As for Del. Morhaim’s idea of centralized growing it is simply too risky to put all our medicine in a few locations. The reason medical marijuana is even an issue is because of people who were already dealing with a decentralized supply. This is why the caregiver system makes much more sense. You will still have substantial grow operations only they will be supplying tens of people instead of thousands.

This is what I believe will happen under Del. Morhaim’s system. We will get the bill passed but not without a vocal dissent. Then whether you are growing in green houses or in fields, it is not going to be hard for the opposition locate these facilities. They will then flood the DEA’s hotline with tips about those locations until they can no longer be ignored. Then in one afternoon the entire supply of medicine is gone.

Caregivers that grow their own for use only by people living at that residence will not have to submit their supply for testing. Everyone growing more than that will have to periodically submit samples for testing. They should also be subject to inspection, in a way similar to restaurants. This is a point that since I favor inspection of larger caregiver operations that I’m willing to concede. If testing of the supply is good for caregivers than individual patients should being willing to allow testing of their supply as well. This way the state can monitor the supply. This supply should be distributed on a non-profit basis. I favor the Oregon law of caregiver co-ops where the patients own their medicine jointly, there by keeping everybody out of the black market. It should be illegal to own “black market cannabis.” You can only own that which you grow yourself or in conjunction with other card holding patients. Co-ops may, as a way to off set production cost, sell any excess but only to card holding patients and again on a non-profit basis.

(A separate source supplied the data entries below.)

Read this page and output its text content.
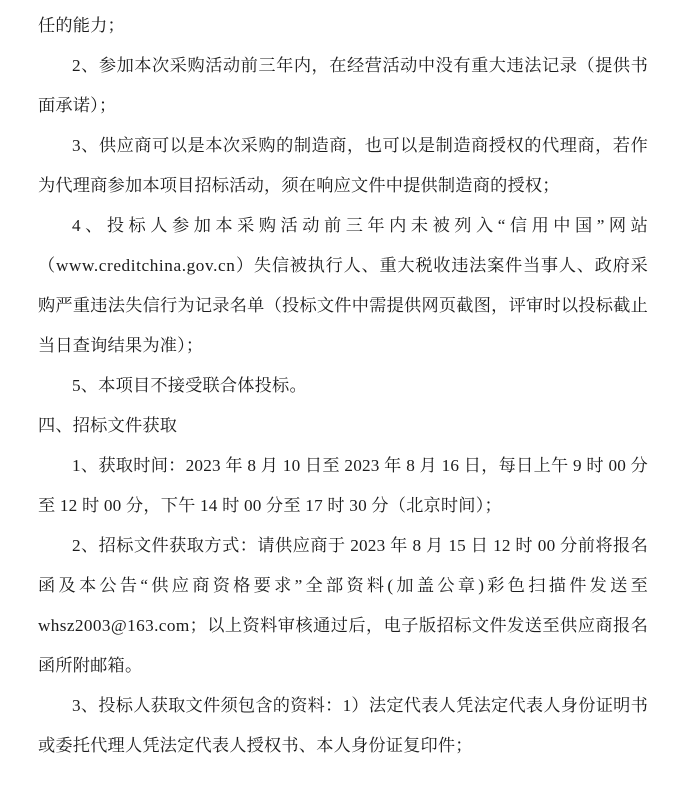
任的能力；

2、参加本次采购活动前三年内，在经营活动中没有重大违法记录（提供书面承诺）；

3、供应商可以是本次采购的制造商，也可以是制造商授权的代理商，若作为代理商参加本项目招标活动，须在响应文件中提供制造商的授权；

4、投标人参加本采购活动前三年内未被列入“信用中国”网站（www.creditchina.gov.cn）失信被执行人、重大税收违法案件当事人、政府采购严重违法失信行为记录名单（投标文件中需提供网页截图，评审时以投标截止当日查询结果为准）；

5、本项目不接受联合体投标。

四、招标文件获取

1、获取时间：2023 年 8 月 10 日至 2023 年 8 月 16 日，每日上午 9 时 00 分至 12 时 00 分，下午 14 时 00 分至 17 时 30 分（北京时间）；

2、招标文件获取方式：请供应商于 2023 年 8 月 15 日 12 时 00 分前将报名函及本公告“供应商资格要求”全部资料(加盖公章)彩色扫描件发送至 whsz2003@163.com；以上资料审核通过后，电子版招标文件发送至供应商报名函所附邮箱。

3、投标人获取文件须包含的资料：1）法定代表人凭法定代表人身份证明书或委托代理人凭法定代表人授权书、本人身份证复印件；
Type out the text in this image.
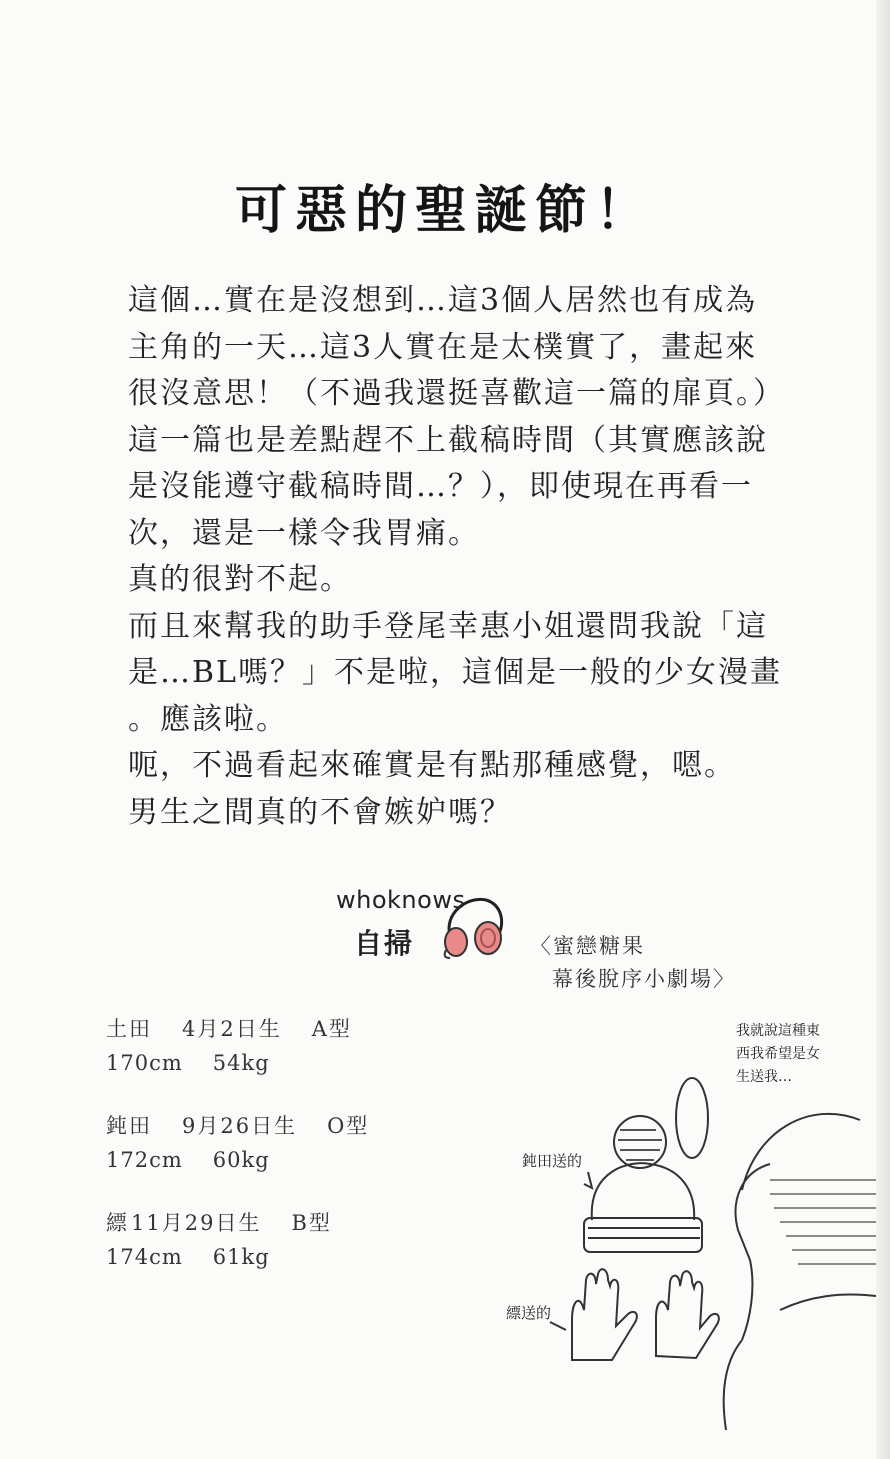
可惡的聖誕節！
這個…實在是沒想到…這3個人居然也有成為
主角的一天…這3人實在是太樸實了，畫起來
很沒意思！（不過我還挺喜歡這一篇的扉頁。）
這一篇也是差點趕不上截稿時間（其實應該說
是沒能遵守截稿時間…？），即使現在再看一
次，還是一樣令我胃痛。
真的很對不起。
而且來幫我的助手登尾幸惠小姐還問我說「這
是…BL嗎？」不是啦，這個是一般的少女漫畫
。應該啦。
呃，不過看起來確實是有點那種感覺，嗯。
男生之間真的不會嫉妒嗎？
whoknows
自掃	〈蜜戀糖果
幕後脫序小劇場〉
土田 4月2日生 A型
170cm 54kg
鈍田 9月26日生 O型
172cm 60kg
縹11月29日生 B型
174cm 61kg
我就說這種東
西我希望是女
生送我…
鈍田送的
縹送的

This is the way to simultaneously decentralize the supply and deny the cartels any involvement with medical marijuana. The state retains a right of control as to insuring that only marijuana is being grown. The usable parts of the plants can than be used as best serves the patients needs. This should most certainly include the production of hashish. Hashish is an issue that can be negotiated, possibly a delay in implementation until we prove the system is a success.

You stated when asked if a law should contain personal cultivation, your answer is yes. You have also told me that you are following the advice of legislators as to what they think will pass. If you have ideas of how to get Dr. Morhaim’s bill passed Chairman Vallario I would love to hear them. But if he is going to block it than why not let him block all that we want.

Now some may not agree with the provision of “black market cannabis” being illegal. Others may not agree with the inspection process. And still others will have other objections. However, if we all agree that a decentralized supply system and personal cultivation are going to be the best system for distributing medical marijuana than that’s what we spend our precious energy on. For patients like me that is our biggest contribution. To get bundled up in heavy coats and brave the cold of Annapolis in January and February, these are sacrifices that should only be asked for when the reward is in their very best interest, not just better than what we have.

Barry Considine said...

I finally figured out how to delete my four repeat responses to Dan.